Une sale Française
Au lendemain de la Seconde Guerre mondiale, une femme est interrogée par un commissaire de police qui s’intéresse de près à son cas.
Alsacienne, Aline Beaucaire est employée d’hôtel, elle est tombée amoureuse d’un sergent pilote trop beau pour être honnête et l’a suivi en zone libre, franchissant de nuit la ligne de démarcation. Le couple rêve de rejoindre Alger, via Marseille – la ville de tous les dangers. Bientôt, l’aventure tourne au drame.
Aline est-elle aussi innocente qu’elle espère le faire croire ? Et quel lourd secret a-t-elle à cacher ? Est-elle cette autre Aline au nom presque semblable, la « Panthère rouge » qui a activement collaboré avec la Gestapo ? Qui est vraiment cette « sale Française » ?
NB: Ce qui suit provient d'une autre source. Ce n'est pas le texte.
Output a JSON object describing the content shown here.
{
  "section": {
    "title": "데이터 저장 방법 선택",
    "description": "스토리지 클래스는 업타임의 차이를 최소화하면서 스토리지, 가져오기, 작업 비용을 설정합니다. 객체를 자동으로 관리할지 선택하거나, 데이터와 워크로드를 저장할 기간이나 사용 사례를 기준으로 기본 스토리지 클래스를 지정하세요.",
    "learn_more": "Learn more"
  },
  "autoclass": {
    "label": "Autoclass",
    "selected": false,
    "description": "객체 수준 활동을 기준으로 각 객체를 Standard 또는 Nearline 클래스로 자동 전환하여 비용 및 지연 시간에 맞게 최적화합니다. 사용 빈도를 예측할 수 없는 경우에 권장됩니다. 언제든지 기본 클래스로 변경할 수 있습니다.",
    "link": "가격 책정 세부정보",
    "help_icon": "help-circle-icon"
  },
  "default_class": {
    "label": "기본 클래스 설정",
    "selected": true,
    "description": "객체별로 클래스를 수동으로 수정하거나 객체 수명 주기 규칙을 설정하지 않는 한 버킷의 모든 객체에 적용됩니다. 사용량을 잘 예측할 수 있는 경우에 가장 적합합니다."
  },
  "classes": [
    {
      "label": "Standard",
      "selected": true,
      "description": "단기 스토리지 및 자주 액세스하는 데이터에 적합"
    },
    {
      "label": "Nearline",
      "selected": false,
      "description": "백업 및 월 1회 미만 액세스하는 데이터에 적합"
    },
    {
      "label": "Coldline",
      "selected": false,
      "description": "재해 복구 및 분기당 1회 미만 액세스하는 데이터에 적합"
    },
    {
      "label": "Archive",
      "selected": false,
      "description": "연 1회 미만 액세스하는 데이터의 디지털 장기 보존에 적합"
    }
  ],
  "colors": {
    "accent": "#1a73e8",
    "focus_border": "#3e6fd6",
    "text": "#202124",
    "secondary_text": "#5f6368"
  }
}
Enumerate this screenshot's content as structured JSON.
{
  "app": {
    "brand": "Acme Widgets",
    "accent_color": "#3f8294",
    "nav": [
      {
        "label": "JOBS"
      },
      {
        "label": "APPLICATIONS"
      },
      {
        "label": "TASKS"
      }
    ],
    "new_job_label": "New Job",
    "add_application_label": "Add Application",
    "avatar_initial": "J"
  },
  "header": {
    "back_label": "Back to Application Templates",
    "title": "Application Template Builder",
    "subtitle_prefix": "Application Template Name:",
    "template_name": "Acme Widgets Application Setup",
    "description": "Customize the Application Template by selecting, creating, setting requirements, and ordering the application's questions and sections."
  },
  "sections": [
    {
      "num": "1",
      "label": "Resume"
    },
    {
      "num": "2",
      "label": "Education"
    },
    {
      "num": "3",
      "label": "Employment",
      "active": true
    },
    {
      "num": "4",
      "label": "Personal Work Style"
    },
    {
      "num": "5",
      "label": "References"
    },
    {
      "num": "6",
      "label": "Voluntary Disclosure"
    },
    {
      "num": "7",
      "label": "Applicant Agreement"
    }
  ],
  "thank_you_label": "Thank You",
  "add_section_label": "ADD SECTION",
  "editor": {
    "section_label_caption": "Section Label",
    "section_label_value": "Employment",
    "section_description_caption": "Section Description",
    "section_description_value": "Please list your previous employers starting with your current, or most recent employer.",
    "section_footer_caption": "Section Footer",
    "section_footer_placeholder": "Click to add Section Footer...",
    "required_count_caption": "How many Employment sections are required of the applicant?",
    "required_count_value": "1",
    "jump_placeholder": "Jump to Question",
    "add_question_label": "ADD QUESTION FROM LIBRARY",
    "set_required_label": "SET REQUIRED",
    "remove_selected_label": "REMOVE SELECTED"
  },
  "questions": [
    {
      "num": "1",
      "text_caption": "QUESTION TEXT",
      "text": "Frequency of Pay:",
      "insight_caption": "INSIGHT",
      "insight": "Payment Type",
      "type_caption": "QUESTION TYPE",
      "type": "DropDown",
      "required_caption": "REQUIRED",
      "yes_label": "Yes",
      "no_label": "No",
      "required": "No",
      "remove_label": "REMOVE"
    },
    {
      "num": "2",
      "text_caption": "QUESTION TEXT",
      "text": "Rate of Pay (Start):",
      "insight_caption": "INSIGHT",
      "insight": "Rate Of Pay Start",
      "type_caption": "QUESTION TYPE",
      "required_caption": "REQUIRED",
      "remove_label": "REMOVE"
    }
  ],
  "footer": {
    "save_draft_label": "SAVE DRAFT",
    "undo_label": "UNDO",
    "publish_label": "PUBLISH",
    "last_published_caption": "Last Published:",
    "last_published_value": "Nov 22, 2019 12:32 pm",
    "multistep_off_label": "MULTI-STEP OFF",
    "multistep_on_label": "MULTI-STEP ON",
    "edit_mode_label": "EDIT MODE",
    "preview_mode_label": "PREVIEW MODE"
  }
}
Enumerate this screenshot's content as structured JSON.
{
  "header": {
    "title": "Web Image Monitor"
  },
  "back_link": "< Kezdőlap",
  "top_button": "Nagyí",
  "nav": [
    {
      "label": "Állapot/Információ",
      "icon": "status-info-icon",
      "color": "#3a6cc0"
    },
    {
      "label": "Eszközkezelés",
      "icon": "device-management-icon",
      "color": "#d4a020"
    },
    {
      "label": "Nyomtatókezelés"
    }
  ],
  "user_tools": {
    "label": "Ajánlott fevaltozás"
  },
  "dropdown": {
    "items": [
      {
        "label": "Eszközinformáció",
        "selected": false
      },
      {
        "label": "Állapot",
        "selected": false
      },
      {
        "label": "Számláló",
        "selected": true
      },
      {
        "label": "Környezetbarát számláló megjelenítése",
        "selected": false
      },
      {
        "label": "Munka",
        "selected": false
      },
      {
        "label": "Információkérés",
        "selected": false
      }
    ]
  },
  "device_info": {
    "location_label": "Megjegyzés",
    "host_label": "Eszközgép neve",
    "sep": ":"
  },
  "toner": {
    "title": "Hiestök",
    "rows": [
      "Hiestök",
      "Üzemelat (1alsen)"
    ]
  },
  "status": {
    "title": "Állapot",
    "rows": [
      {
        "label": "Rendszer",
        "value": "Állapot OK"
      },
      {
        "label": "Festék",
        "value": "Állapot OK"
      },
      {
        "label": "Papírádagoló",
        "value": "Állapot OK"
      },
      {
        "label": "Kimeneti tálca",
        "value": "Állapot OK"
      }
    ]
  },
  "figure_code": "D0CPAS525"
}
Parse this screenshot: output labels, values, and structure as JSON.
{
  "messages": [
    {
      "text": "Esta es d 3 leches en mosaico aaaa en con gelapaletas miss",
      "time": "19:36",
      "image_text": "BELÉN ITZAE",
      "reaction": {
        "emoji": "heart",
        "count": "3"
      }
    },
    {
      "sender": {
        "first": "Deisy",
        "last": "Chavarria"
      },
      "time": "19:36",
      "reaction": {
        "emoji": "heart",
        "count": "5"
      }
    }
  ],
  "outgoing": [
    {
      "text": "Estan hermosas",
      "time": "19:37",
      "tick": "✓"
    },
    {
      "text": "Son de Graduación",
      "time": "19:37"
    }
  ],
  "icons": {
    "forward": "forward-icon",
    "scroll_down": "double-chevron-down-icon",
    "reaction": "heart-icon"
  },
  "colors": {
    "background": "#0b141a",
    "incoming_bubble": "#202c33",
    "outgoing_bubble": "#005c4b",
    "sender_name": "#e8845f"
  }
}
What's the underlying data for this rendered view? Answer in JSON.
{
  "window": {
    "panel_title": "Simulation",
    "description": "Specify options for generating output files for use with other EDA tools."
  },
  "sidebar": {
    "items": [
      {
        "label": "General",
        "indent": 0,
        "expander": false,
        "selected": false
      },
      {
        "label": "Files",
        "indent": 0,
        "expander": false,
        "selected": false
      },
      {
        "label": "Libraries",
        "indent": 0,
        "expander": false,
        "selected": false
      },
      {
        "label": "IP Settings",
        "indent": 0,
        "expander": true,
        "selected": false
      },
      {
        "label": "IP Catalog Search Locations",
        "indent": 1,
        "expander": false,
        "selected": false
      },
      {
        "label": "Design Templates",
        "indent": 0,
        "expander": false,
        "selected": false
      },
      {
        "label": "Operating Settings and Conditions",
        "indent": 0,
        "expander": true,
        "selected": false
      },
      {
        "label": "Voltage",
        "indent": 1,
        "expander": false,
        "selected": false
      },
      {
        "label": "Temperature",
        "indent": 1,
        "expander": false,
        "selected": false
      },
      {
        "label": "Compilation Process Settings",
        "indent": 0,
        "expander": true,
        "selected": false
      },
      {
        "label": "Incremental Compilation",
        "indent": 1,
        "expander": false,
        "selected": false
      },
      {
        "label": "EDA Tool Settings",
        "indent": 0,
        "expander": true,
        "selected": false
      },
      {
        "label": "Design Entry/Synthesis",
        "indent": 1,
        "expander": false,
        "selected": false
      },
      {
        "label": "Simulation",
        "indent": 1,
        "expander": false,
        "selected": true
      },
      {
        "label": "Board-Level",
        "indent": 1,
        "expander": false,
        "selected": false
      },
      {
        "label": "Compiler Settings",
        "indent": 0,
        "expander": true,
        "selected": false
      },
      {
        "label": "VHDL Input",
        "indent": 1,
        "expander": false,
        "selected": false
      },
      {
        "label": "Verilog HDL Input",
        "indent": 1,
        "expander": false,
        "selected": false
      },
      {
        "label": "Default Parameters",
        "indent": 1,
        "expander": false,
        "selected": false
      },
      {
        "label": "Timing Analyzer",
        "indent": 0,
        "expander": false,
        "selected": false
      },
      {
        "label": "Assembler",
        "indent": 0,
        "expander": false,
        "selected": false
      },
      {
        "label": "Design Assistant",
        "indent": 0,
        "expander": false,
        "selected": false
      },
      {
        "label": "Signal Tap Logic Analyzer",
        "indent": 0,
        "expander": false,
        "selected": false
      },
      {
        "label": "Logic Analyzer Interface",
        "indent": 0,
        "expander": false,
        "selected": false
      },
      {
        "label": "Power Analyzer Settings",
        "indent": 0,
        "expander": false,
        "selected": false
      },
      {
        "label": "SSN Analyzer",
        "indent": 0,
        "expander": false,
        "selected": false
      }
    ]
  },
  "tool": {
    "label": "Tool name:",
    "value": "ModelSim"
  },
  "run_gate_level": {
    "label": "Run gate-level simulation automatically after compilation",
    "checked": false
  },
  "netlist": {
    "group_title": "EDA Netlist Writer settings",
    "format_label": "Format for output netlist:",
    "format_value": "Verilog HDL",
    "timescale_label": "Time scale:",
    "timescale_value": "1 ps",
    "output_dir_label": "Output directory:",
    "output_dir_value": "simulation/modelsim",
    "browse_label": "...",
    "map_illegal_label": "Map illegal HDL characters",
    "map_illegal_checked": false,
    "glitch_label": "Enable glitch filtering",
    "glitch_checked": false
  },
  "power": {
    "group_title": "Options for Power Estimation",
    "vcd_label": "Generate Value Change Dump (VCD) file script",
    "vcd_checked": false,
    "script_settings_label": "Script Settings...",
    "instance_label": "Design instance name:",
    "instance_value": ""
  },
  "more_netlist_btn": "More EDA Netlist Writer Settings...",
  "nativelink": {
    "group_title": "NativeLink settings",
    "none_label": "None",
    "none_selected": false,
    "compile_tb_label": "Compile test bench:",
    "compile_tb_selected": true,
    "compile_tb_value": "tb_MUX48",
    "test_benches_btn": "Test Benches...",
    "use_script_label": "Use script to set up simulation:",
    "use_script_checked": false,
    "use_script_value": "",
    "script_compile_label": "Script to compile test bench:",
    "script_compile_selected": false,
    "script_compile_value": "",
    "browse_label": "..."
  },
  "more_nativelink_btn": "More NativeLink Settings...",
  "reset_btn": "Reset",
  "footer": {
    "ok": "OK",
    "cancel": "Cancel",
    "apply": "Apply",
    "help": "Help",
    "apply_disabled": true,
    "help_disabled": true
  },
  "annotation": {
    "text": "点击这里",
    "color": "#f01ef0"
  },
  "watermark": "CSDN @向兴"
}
Je suis une grande fan de Romain Slocombe, notamment de sa série Sadorski, dont je déguste chaque tome comme on savoure un de ces bonbons acides, qui piquent tout en restant une friandise. Car son écriture est acérée et il n'hésite jamais à aller gratter là où ça fait mal, à soulever les tapis de l'Histoire pour y dénicher les paquets de poussière qui y ont été dissimulés (et dont beaucoup préfèreraient qu'ils restent cachés aux regards).
Dans Une sale française, j'ai retrouvé cette atmosphère lourde et grasse des turpitudes humaines durant la Seconde Guerre mondiale, cette façon de disséquer sans pitié aucune toutes les saloperies dont se sont rendus coupables des gens soi-disant biens sous tous rapports. C'est là que réside à mon sens toute la force de Slocombe, cette autopsie d'une certaine idée de la France, réalisée sous la lumière intransigeante du plus puissant des scialytiques : sa conviction profonde d'écrivain que l'humain n'a pas grand-chose de beau à offrir.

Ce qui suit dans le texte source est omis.